The judgment is affirmed. Sandra Sisco is to pay the costs of Cosgrove, Michelizzi, Schwabacher, Ward & Bianchi and Frank G. Michelizzi on appeal.
1. We have taken judicial notice of the annuity.
2. The annuity contract provided in relevant part: “In this policy, the words ‘you’ and ‘your’ refer to the owner of the policy. As the owner, you have all rights of ownership in this policy while the Annuitant is living. These rights include the right to receive the payments or to name one or more payees to receive these payments. To [exercise] these rights, you do not need the consent of any successor owner or beneficiary.” “While the Annuitant is living, you can change a beneficiary in a notice you sign which gives us the facts that we need.”
3. According to mother's brief on appeal, father was successful in this claim.
4. This provision was previously codified at Civil Code former section 33.

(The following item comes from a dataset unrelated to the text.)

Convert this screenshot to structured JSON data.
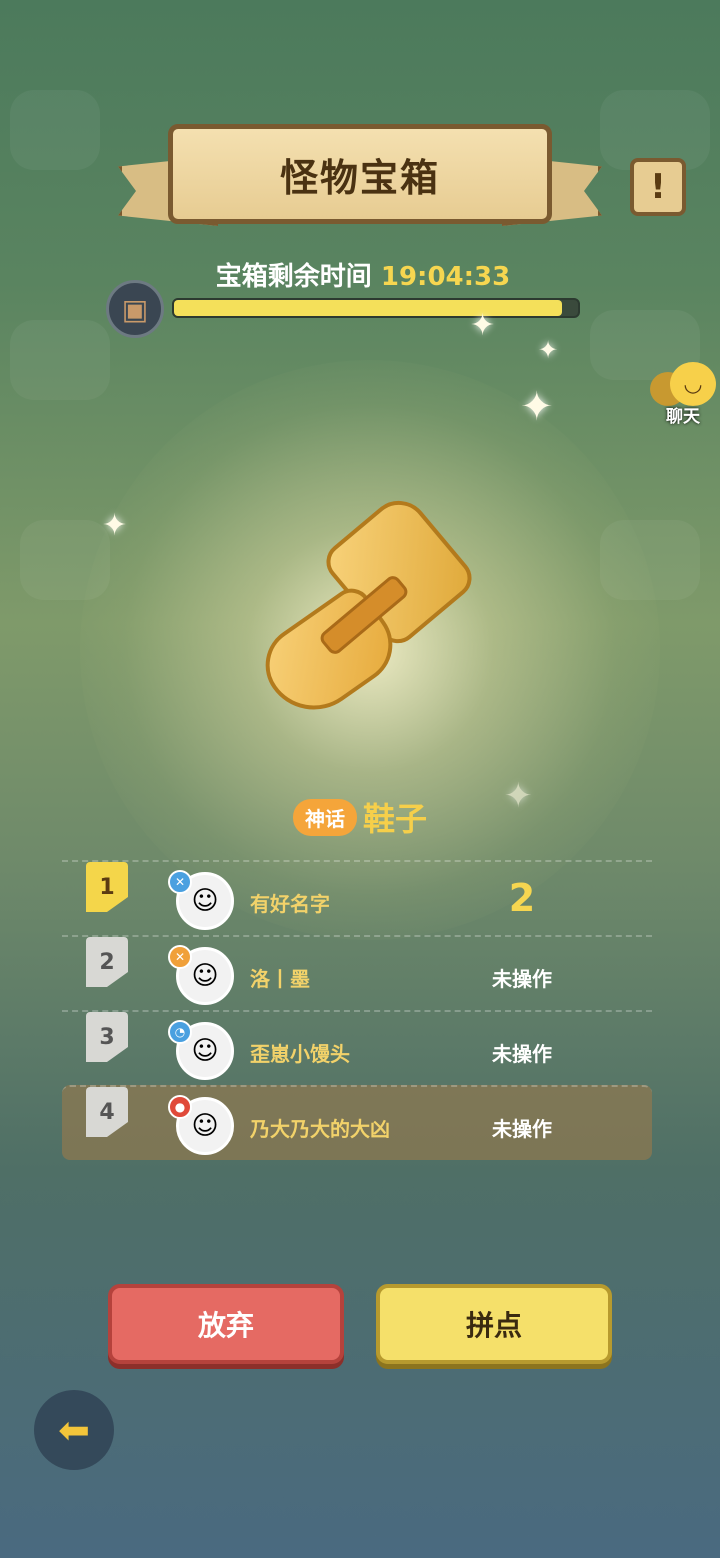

5. This provision was previously codified at Civil Code former section 202.
6. Thus, the settlement agreement provision allowing son to effect a change in beneficiary by writing New York Life Insurance and Annuity Corporation would only have been effective after son reached majority.

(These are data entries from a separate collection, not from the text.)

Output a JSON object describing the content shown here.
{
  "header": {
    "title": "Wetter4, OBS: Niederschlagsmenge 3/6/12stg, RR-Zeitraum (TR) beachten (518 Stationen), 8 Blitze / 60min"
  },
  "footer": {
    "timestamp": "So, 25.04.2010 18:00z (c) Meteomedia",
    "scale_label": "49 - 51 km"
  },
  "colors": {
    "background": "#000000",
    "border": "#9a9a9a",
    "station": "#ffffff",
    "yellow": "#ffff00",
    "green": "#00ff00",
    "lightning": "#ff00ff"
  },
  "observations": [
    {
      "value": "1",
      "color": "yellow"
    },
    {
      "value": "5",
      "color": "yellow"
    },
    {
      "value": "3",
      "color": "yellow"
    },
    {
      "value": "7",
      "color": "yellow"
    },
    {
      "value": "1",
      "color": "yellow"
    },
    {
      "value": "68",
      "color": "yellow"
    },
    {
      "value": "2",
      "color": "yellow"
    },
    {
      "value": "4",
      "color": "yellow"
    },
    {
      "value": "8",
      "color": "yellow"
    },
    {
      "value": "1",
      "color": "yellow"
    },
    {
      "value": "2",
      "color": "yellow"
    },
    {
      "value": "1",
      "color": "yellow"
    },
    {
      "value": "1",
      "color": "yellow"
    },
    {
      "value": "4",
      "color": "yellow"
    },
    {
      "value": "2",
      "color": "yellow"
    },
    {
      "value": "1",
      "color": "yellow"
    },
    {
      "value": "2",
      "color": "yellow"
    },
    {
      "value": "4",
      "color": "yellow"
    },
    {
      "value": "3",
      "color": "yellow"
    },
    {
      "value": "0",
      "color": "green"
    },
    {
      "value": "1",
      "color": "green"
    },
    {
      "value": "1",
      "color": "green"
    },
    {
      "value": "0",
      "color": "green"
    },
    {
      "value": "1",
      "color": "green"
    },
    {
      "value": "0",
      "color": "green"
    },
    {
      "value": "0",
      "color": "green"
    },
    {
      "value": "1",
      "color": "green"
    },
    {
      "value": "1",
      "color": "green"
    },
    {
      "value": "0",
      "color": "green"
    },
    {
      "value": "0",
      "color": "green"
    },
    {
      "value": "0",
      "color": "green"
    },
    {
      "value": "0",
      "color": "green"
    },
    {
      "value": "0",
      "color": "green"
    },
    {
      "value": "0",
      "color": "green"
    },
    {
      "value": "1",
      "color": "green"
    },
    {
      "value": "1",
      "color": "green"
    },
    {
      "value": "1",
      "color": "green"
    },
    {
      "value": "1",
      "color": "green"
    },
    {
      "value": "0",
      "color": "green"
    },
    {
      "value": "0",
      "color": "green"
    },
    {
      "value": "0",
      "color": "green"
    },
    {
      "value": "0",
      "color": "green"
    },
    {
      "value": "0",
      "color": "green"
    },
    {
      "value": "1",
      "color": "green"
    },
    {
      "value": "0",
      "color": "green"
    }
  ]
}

7. Even if son had received the entire settlement fund rather than structured settlement payments, he was not legally capable before majority of bequeathing it solely to mother in the event of his death.
8. The California Uniform Transfers to Minors Act does not apply to a tort settlement in excess of $10,000. (Prob.Code, § 3907, subd. (c); Cal. Law Revision Com. com., West's Ann. Prob.Code, § 3907, p. 134.)
9. This section has since been amended to also allow for the establishment of a special needs trust or deposit of the funds with the county treasurer.
10. Mother mistakenly relies on Probate Code section 3602, subdivision (c)(1), which allows a guardian of the estate to petition for deposit of the funds in a single-premium deferred annuity subject to withdrawal upon court authorization. As there was no guardian of the estate in this case, the parallel provision in Probate Code section 3611, subdivision (b) applies.
GRIGNON, Associate Justice.
TURNER, P.J., and GODOY PEREZ, J., concur.